Но всё это было напрасно. Старый самурай давно обрёл свой покой и ничто не могло его потревожить. А тех, кто осмелился бы, ожидал надёжно укрытый широким рукавом кинжал.
Открыв глаза, он неторопливо макнул зажатую в руке кисточку в чернильницу и, приложив ее кончик к тонкому листу рисовой бумаги, разложенному на циновке, в несколько четких, уверенных движений изобразил сложный иероглиф.
— Не удивлена. Ты всегда уделял каллиграфии и прочим увлечениям гораздо больше внимания чем своей семье и её проблемам. Горбатого не в силах исправить даже могила!
Кисть неконтролируемо описала хаотичную траекторию, безнадежно испортив только что созданное произведение искусства и настроение постигающего дзен старика. Сначала дернулась его бровь, затем щека, губы скривились и сжались в тонкую бледную полосу — потеря лица во всей ужасающей красе, стыд и позор, — но любой, кто понимал истинную причину, любой человек смог бы понять и простить.
— Кей, мне все чаще кажется, что твои родители ошиблись с выбором имени для своей дочери. А я ошибся, считая что у меня будет послушная жена. — расстроенно вздохнул старик, успокаивая внутреннюю бурю и, вновь закрывая глаза, отрешился от мира. — Мы вроде бы не собирались встречаться в этом столетии?
Смятый и скомканный лист бумаги был единственным знаком раздражения, который ему позволило воспитание. Хотя так хотелось запустить им прямо в нарушительницу спокойствия.
— Ты не рад мне, старый пень?! И это твоя благодарность? Надо было отравить тебя, когда мне это предлагали. Десять мер золота предлагали!!!
— Ты прекрасно знала, что никакой яд меня уже не возьмёт, раз я как-то прожил с тобой пятнадцать лет, змея ты моя.

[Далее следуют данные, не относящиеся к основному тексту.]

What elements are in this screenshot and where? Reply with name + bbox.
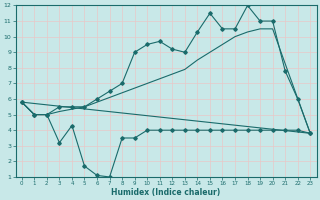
X-axis label: Humidex (Indice chaleur): Humidex (Indice chaleur) <box>111 188 221 197</box>
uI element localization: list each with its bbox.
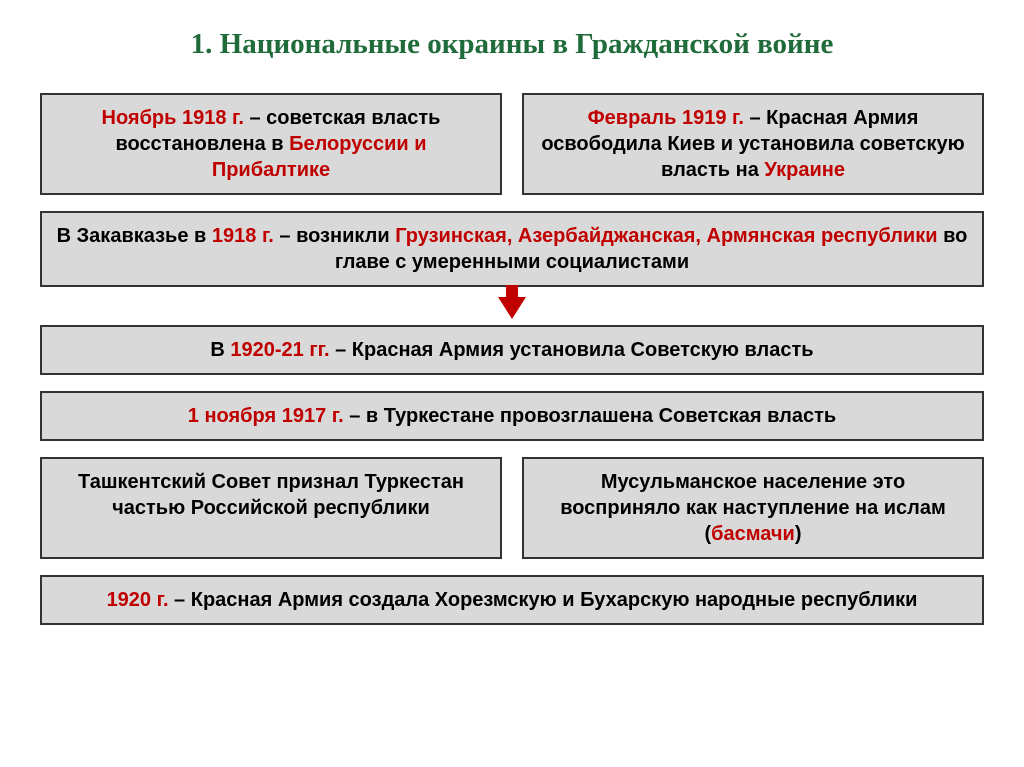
row-3: В 1920-21 гг. – Красная Армия установила… [40, 325, 984, 375]
box-muslim-population: Мусульманское население это восприняло к… [522, 457, 984, 559]
row-2: В Закавказье в 1918 г. – возникли Грузин… [40, 211, 984, 287]
box-1920-21: В 1920-21 гг. – Красная Армия установила… [40, 325, 984, 375]
slide-title: 1. Национальные окраины в Гражданской во… [40, 28, 984, 61]
row-5: Ташкентский Совет признал Туркестан част… [40, 457, 984, 559]
row-6: 1920 г. – Красная Армия создала Хорезмск… [40, 575, 984, 625]
box-transcaucasia-1918: В Закавказье в 1918 г. – возникли Грузин… [40, 211, 984, 287]
box-1920-khorezm: 1920 г. – Красная Армия создала Хорезмск… [40, 575, 984, 625]
arrow-down-icon [498, 297, 526, 319]
box-feb-1919: Февраль 1919 г. – Красная Армия освободи… [522, 93, 984, 195]
row-4: 1 ноября 1917 г. – в Туркестане провозгл… [40, 391, 984, 441]
box-1-nov-1917: 1 ноября 1917 г. – в Туркестане провозгл… [40, 391, 984, 441]
box-tashkent-soviet: Ташкентский Совет признал Туркестан част… [40, 457, 502, 559]
box-nov-1918: Ноябрь 1918 г. – советская власть восста… [40, 93, 502, 195]
row-1: Ноябрь 1918 г. – советская власть восста… [40, 93, 984, 195]
arrow-row [40, 297, 984, 319]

Ты ведь не воспоминаниям пришла предаваться? Говори, не тяни…
— Ты призван, Хандзо. Род может пересечься и богиня вспомнила о своём обещании. Наша кровь взывает о помощи… А мне выпала участь сообщить тебе об этом, только и всего. — ответила самураю его жена после некоторого молчания.
Это было последнее, что услышал старый самурай, прежде чем рассыпаться ворохом лепестков сакуры. А ветер все так же шумел листвой…
***
— Тебя нельзя оставлять одного. Так вляпаться в первый же день! — укоризненно покачал головой Алексей и решительно тряхнул кудрями, наставительно воздевая указательный палец вверх: — Но мы обязательно выправим ситуацию! Я теперь официально курирую твоё обучение, а со мной — не пропадёшь!
Я с некоторым сомнением посмотрел на разглагольствующего товарища, но промолчал. Так как вляпался я всё же знатно.
Характер у Натальи Александровны оказался донельзя стервозный. Выслушать меня она не пожелала, причём мою отчаянную попытку объясниться расценила как малодушие и желание увильнуть от заслуженной кары. Староста подоспел к окончанию разбора моих прегрешений и чудесным образом сгладил ситуацию — я остался при "своих" двух взысканиях и не обзавелся третьим. В одном шаге от повторения сомнительного рекорда Школы.
Наручные часы упорно утверждали о приближающемся полдне — два полноценных занятия по полтора часа и перерыв между ними полностью исчерпали утро. Алексей вновь был моим Пятницей и знакомил меня с особенностями обучения в ВКШ. Одной из них стала отдельная аудитория, закреплённая за нашей учебной группой. Как оказалось, предыдущие занятия были поточными, тоесть на них присутствовал весь пятый курс Школы. А в группе обучалось всего двадцать пять человек.
Аудитория предназначалась для собраний группы, в ней же можно было проводить время, если выпадало "окно" в расписании, а также там хранились личные вещи, учебники и прочие необходимые каждому ученику мелочи. Поскольку очередной перерыв между занятиями длился около получаса именно это место было рекомендовано мне для представления группе.
— Что приуныл, Лео? — спросил Алексей, хлопая меня по плечу и встряхивая. — Отставить переживания. Трудности закаляют. Так что — хвост пистолетом!!!
— Нет у меня хвоста. Предчувствие. Неприятности только начинаются, — ответил я, встряхиваясь и поднимаясь со скамьи. — Надо познакомиться с остальными. Хоть в этом соблюсти все приличия.